Countries experiencing conflict or with highly restricted freedoms and weak democratic institutions tended to score worse. Somalia (11), Venezuela (13), Syria (13) and South Sudan (13) were at the bottom of the index, while Yemen (16), Nicaragua (17), North Korea (17), Haiti (17), Equatorial Guinea (17), Turkmenistan (18) and Libya (18) are the next lowest performers.

Centre for Risk Analysis executive director Chris Hattingh said South Africa’s ranking “indicates that corruption has become more entrenched, and will be decidedly difficult to shift”.

“That prosecutions against the biggest players in the  ‘state capture’ saga has not taken place fuels businesses’ and the public’s perception that not much is done regarding corruption,” Hattingh said.

He said the “relatively speedy release” from prison of former president Jacob Zuma added to the notion that some people are allowed to play by a different set of rules; “that if you have enough money and political connections you will be able to experience a different kind of ‘rule of law’”.

“Changing corruption, especially in the government and public service, will be a long-term project for South Africa, that should be focused on and invested in throughout numerous elections and the permutations of those elections. Short-term expectations will likely be unrealistic and only result in more disillusionment and frustration.” 

He said countries needed to ensure accountability and prosecutions of corrupt activities in a difficult economic climate and rising debt costs.

“Higher debt servicing costs will mean governments need to pare back spending, possibly impacting negatively on things like police, corruption-prosecution initiatives, intelligence agencies and capacities and the like. South Africa will not be immune from this, where there is already lower trust in government, government departments, and the police.”

Hattingh said that the longer economic hardships persist — growth may only reach the 1.5% mark this year — the more public frustration with the government and status quo will grow.

“That could entail disdain for or outright ignoring of the rule of law, especially by actors who want to take advantage of that public frustration and  desire for any kind of action or change,” he said.

Organisation Undoing Tax Abuse chief executive Wayne Duvenage said it was “interesting” to note that South Africa has continued over the past few years “to go backwards” when it comes to its corruption index.

“⁠⁠In 2021, our score was at a poor rating of 44. Sadly we dropped another two points to 42 in 2022 and this year, the score dropped again to 41,” Duvenage said.

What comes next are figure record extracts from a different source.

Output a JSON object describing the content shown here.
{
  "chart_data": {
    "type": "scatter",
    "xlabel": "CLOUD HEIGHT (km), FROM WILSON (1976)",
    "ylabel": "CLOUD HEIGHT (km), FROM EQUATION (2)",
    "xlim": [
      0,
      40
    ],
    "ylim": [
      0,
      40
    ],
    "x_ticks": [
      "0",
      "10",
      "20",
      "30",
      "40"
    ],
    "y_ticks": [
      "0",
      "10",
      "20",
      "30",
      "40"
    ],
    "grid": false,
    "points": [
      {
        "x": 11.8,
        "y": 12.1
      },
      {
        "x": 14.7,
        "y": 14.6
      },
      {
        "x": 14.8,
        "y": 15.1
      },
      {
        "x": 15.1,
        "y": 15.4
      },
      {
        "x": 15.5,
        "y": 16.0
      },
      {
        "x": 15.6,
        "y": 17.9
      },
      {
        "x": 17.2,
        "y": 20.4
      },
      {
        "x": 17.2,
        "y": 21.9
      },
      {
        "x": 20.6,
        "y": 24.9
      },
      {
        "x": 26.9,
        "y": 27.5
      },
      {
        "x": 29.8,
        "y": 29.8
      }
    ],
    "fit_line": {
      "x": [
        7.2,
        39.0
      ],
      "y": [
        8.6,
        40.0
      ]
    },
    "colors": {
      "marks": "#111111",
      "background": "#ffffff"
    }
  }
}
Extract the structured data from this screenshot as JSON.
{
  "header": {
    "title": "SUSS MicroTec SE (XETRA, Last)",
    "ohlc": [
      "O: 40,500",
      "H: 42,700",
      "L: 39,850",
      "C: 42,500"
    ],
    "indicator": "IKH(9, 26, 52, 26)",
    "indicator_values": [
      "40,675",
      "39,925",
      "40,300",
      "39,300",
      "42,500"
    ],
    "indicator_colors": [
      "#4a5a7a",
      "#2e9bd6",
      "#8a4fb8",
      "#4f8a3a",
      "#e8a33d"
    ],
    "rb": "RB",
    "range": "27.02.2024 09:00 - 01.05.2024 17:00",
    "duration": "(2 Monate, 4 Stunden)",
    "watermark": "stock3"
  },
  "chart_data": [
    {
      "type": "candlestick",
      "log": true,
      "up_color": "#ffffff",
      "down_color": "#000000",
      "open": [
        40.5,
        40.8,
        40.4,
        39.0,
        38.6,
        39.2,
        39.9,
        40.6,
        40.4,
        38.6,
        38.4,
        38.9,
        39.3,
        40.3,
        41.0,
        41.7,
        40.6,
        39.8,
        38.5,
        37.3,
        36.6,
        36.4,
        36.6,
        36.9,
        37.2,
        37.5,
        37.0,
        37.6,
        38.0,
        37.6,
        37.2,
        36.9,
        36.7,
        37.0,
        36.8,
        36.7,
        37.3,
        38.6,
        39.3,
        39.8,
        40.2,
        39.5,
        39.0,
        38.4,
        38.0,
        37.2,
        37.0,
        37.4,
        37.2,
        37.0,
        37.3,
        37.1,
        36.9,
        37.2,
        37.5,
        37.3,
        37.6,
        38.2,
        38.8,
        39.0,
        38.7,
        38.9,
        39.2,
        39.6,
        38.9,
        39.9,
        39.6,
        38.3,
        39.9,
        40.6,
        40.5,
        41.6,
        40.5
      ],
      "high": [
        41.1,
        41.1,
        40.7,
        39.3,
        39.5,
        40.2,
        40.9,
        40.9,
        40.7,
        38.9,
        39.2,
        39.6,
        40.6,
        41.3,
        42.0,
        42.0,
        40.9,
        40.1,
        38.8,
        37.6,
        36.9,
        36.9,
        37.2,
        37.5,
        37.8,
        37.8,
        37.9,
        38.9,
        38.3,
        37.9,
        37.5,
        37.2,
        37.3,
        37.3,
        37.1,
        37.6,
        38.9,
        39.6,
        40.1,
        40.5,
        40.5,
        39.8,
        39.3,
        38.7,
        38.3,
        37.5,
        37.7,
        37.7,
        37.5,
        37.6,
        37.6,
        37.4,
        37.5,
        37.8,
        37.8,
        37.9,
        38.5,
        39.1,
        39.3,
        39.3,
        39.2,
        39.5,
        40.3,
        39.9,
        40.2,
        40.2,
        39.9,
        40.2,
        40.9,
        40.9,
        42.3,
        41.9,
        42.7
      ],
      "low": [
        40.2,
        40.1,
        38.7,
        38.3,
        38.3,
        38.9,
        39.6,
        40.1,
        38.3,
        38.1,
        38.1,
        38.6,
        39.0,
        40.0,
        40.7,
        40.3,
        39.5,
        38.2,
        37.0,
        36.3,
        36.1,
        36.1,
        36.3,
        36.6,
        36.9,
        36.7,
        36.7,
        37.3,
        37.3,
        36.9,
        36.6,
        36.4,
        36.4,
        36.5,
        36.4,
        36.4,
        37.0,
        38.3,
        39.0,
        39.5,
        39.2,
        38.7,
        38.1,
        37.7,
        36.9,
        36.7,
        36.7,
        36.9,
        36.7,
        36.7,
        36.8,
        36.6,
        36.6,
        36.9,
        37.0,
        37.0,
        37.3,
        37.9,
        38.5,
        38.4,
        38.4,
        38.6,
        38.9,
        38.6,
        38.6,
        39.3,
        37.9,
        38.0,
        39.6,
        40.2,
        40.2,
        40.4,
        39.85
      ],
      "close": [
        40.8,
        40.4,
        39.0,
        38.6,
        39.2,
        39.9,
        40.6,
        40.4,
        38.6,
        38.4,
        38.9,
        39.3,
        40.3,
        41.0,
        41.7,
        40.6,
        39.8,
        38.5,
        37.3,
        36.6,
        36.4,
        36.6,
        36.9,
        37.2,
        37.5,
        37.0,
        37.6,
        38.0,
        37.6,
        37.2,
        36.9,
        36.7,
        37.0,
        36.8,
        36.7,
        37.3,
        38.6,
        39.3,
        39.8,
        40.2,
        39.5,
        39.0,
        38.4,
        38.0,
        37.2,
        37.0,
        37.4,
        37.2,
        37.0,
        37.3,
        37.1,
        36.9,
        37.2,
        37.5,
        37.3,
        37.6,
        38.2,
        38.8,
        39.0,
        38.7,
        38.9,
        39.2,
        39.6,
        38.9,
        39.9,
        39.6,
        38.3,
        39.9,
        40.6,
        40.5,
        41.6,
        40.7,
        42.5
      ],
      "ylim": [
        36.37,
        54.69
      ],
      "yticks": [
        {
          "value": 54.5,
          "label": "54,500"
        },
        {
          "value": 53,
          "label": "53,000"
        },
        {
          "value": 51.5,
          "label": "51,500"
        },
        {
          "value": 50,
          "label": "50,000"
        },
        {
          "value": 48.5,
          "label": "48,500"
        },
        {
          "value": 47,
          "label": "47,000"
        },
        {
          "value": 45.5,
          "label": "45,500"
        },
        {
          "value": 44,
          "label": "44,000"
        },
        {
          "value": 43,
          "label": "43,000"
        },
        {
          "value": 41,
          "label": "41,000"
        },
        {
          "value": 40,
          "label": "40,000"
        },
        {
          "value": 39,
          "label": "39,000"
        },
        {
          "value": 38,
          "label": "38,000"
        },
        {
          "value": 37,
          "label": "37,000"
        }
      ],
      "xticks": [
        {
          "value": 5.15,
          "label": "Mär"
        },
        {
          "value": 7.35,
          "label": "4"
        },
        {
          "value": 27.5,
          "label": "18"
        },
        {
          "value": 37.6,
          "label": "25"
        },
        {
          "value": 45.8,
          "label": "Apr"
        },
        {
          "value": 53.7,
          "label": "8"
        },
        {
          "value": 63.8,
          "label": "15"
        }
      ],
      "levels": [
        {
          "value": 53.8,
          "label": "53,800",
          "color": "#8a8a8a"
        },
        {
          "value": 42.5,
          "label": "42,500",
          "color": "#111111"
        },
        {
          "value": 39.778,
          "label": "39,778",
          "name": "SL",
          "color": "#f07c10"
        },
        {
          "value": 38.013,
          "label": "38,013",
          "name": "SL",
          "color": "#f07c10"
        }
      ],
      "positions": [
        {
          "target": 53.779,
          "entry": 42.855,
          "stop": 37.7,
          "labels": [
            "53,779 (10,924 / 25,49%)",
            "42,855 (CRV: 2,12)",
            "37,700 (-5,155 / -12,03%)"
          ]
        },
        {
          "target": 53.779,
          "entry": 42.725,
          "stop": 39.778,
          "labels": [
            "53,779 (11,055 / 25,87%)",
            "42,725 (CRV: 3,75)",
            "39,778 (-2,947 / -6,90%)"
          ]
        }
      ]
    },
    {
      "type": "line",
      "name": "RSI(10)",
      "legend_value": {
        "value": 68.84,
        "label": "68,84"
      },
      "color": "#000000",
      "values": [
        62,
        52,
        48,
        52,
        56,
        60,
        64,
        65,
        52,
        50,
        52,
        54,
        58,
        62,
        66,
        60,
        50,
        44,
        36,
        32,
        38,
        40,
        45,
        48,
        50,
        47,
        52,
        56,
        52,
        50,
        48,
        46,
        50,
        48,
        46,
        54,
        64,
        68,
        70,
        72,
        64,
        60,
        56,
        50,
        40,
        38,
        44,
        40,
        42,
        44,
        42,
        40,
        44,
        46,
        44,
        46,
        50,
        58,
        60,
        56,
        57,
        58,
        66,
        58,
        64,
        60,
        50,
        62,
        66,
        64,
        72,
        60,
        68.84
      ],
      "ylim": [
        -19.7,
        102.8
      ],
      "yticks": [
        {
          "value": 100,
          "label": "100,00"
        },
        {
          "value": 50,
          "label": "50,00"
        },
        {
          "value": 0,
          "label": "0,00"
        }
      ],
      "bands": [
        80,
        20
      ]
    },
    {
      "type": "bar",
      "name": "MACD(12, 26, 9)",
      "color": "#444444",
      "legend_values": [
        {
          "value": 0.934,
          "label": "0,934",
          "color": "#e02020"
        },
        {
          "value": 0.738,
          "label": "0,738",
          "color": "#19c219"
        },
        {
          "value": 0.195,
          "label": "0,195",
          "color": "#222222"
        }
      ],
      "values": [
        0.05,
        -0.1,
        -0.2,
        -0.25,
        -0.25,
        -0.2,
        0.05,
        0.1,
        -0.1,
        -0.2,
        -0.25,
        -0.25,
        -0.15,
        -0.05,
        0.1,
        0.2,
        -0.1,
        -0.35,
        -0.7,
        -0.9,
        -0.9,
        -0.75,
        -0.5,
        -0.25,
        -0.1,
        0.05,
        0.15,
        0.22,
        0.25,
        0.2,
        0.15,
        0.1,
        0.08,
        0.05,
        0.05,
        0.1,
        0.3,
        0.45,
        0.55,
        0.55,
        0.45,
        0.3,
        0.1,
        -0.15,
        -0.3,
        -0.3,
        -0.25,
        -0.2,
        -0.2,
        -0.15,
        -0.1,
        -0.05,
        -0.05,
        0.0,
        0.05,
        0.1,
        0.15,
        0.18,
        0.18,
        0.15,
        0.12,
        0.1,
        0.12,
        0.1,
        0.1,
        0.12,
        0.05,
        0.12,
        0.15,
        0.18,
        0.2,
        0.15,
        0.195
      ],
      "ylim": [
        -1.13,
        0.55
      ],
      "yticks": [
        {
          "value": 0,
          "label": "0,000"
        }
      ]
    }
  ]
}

“This is indicative of a country that is getting worse when it should be improving, given that we have a president that got into power on the back of an anti-corruption ticket and that we have come out of a Zondo commission of inquiry with significant exposure of corruption.”

Duvenage said he did not think the ANC had the political will to take the fight against corruption seriously.

“This is a sign of two main reasons: the government’s inability to lead and strive for an efficient criminal justice system and  a large percentage of people in positions of political  power being part of the problem,” he said.